Durak: "Union vergibt viele Chancen" schrieb die mitteldeutsche Zeitung gestern, im Sportteil allerdings und gemeint war eine Frauenhandballmannschaft aus Sachsen-Anhalt. Was aber ist mit der CDU in diesem Bundesland? Welche Chancen vergibt sie denn, wenn der Ministerpräsident Wolfgang Böhmer selbst offen sagt - so wird er jedenfalls zitiert -, "Ja, er befürchte schon, bei den Landtagswahlen am 26. März auch verlieren zu können".

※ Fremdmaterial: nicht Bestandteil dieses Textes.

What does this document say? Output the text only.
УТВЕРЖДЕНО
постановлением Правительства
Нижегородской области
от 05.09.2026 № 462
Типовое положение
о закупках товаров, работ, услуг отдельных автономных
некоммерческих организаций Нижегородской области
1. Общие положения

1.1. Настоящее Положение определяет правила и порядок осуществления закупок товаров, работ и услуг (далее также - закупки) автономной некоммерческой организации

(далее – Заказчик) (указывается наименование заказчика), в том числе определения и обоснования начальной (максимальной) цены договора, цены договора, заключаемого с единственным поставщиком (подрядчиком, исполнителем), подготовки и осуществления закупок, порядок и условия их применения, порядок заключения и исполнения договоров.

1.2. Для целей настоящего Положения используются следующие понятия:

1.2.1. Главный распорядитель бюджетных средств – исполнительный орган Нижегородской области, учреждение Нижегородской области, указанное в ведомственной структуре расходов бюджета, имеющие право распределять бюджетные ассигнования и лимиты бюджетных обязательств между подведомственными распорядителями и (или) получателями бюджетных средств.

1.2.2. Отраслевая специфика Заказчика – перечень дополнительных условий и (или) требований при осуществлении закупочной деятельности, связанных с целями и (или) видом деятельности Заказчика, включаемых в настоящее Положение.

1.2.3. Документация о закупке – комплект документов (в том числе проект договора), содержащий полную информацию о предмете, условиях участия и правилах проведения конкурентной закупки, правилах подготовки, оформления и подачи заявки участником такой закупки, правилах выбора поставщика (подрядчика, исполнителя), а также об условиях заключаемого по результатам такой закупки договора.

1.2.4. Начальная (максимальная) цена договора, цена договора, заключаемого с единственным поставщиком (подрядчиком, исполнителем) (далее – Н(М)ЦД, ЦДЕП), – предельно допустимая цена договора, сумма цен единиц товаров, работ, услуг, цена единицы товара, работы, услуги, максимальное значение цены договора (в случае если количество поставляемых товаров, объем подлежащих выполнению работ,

Rente mit 67, Streit bei der Familienförderung, das kommt aus Berlin unter freundlicher Mitwirkung der Bundes-CDU. Was kommt auf die eigene Rechnung der Landes-CDU? - Am Telefon ist der Ministerpräsident. Herr Böhmer, wenn heute die Rechnung aus Nürnberg von der Bundesagentur kommt mit den Arbeitslosenzahlen, womit rechnen Sie denn für Ihr Land?

Böhmer: Ich rechne natürlich damit, dass saisonbedingt im Januar die Arbeitslosigkeit höher ist als im Sommer oder Herbst des letzten Jahres. Aber nach dem was ich bisher gehört habe - und einiges spricht sich herum - wird die Arbeitslosigkeit trotzdem niedriger sein als in einem Januar-Monat der letzten Jahre. Genaue Zahlen weiß ich noch nicht, aber dafür sprechen doch die bisherigen bekannten Umstände.

Durak: Herr Böhmer, Sachsen-Anhalt hatte lange Zeit die rote Laterne in Sachen Arbeitslosigkeit. Inzwischen sind Sie an vorletzter Stelle mit 18,7 Prozent. Das war so in etwa der letzte Stand. Als durchschlagender Erfolg ist das aber im Lande kaum vermittelbar, oder doch?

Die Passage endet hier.